さえぎるものがない宇宙を観測していると、時として目的のものとは別の天体が現れることがあります。
画像の左側に写っている星の集まりは「さんかく座」の方向およそ1500万光年先にある矮小銀河「AGC111977」です。矮小銀河は星の数が少なく、幾何学的に明瞭な形状を確認することができない銀河ですが、その一つ一つは渦巻銀河や棒渦巻銀河とはまた違った個性を備えた姿をしています。画像の中央付近に見える針のような光をともなった天体は、手前の天の川銀河に存在する星々。
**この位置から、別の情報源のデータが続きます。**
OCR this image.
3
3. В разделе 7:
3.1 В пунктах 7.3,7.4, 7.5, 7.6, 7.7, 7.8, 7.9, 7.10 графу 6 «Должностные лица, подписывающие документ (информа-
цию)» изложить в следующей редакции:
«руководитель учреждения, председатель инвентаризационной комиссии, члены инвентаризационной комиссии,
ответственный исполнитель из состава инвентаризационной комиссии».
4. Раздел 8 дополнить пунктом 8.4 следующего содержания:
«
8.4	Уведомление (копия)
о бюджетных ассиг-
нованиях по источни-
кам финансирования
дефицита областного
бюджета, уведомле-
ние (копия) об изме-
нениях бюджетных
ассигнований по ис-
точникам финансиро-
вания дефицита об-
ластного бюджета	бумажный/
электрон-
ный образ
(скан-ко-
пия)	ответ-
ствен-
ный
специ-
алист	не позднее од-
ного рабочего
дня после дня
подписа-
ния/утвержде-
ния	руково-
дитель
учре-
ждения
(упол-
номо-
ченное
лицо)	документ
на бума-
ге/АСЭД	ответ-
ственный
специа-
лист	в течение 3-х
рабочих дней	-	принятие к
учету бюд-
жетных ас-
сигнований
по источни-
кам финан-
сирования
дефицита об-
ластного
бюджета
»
矮小銀河の周囲には、さらに遠くに存在する銀河も幾つか写っています。
注目すべきは、画像の右端付近に見える2本の淡い曲線です。曲線は半分が青っぽく、もう半分が赤っぽく写っています。画像は2012年11月16日に「ハッブル」宇宙望遠鏡によって2つの異なる波長(606nmと814nm)で撮影されたものをそれぞれ青と赤に着色し、1つに合成することで作成されました。この曲線は、ハッブルの撮影中に何らかの天体が高速で横切っていたことを意味しています。
曲線の正体は、矮小銀河や天の川銀河の恒星よりもずっと手前の太陽系に存在する小惑星の軌跡とみられています。軌跡が2本写り込んでいるので、この画像では2つの小惑星が同時に捉えられていたことになります。
小惑星の軌跡を発見したのは、ハッブル宇宙望遠鏡の画像に偶然写り込んだ小惑星を見つける市民参加型プロジェクト「Hubble Asteroid Hunter」に参加していたボランティアたち。欧州宇宙機関(ESA)によると、2019年6月に始まったこのプロジェクトでは世界中から9000人のボランティアが参加し、14万枚の画像から1500本の軌跡が見つかっているとのことです。